Robinhood Approved as IPO Underwriter; Crypto Firms Eye SpaceX

Robinhood Securities won approval to underwrite IPOs, CEO Vlad Tenev posted. Crypto exchanges and trading platforms are building tokenized and derivatives pre‑IPO products ahead of a possible SpaceX listing.

Robinhood Securities announced it has been approved to act as an IPO underwriter in a post on X by CEO Vlad Tenev. He called the status the “natural next step” after the firm launched IPO Access in 2021 and wrote the industry question has shifted from “why allocate to retail at all?” to “how big can the allocation be?”.

Tenev did not identify the regulator that granted the approval. Underwriting permissions typically involve oversight from the Securities and Exchange Commission and the Financial Industry Regulatory Authority. Moving into the underwriting group allows a firm to help price deals, market offerings, build a book of demand and allocate shares alongside traditional investment banks.

The announcement coincides with reports that SpaceX may make as much as 30% of a proposed offering available to retail investors, and that demand for the listing is approaching four times the planned size.

At the same time, several major crypto exchanges and trading platforms are offering tokenized pre‑IPO products and operating secondary markets that give retail traders synthetic or tokenized access to private shares before a public listing. Some platforms also run on‑chain derivatives tied to private or upcoming public offerings.

A report from market firms Talos and Coin Metrics found that on‑chain pre‑IPO perpetual contracts are becoming a venue for price discovery. The report noted liquidity in those venues increasingly reflects a mix of retail traders, crypto-focused funds and systematic market makers, and it cited SpaceX contracts on one platform as generating billions in volume and hundreds of millions in open interest.
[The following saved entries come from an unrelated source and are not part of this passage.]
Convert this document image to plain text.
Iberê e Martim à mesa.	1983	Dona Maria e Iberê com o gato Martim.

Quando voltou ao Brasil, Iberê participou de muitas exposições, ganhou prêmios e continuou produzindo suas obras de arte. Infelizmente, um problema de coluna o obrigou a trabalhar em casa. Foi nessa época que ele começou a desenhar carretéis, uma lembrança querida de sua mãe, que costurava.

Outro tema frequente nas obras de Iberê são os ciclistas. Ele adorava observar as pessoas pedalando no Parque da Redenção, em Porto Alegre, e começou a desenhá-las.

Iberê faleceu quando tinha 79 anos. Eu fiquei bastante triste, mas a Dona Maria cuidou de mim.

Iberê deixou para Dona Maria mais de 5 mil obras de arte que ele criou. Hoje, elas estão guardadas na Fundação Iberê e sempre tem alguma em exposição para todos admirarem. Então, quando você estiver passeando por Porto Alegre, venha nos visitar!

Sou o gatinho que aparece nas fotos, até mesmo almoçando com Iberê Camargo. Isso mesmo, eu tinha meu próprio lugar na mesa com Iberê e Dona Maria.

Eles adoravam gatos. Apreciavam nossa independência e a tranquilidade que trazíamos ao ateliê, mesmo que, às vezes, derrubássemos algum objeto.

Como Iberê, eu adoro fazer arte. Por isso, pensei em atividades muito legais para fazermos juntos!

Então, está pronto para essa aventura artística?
The report highlighted Cerebras Systems as an example where on‑chain pre‑IPO futures tracked the stock’s opening price within about 1%, while the IPO itself was priced notably lower by underwriters. Samar Sen, vice president of international markets at Talos, noted pre‑IPO perpetuals are unlikely to determine retail versus institutional allocations on their own, but they can provide an additional signal around investor demand ahead of listing.

For underwriters and brokers, on‑chain instruments offer an extra view of demand. Traditional book‑building, regulatory requirements and formal underwriting roles remain the mechanisms by which shares are allocated. Robinhood’s new underwriter status would allow the firm to participate as a lead or co‑underwriter on future deals, which may affect allocations to its retail client base.

Robinhood introduced IPO Access in 2021 to let retail customers apply for shares alongside institutional investors. Crypto platforms’ tokenized products and derivatives for pre‑IPO exposure have expanded over the past two years as alternative channels for retail investors to gain early access to listings.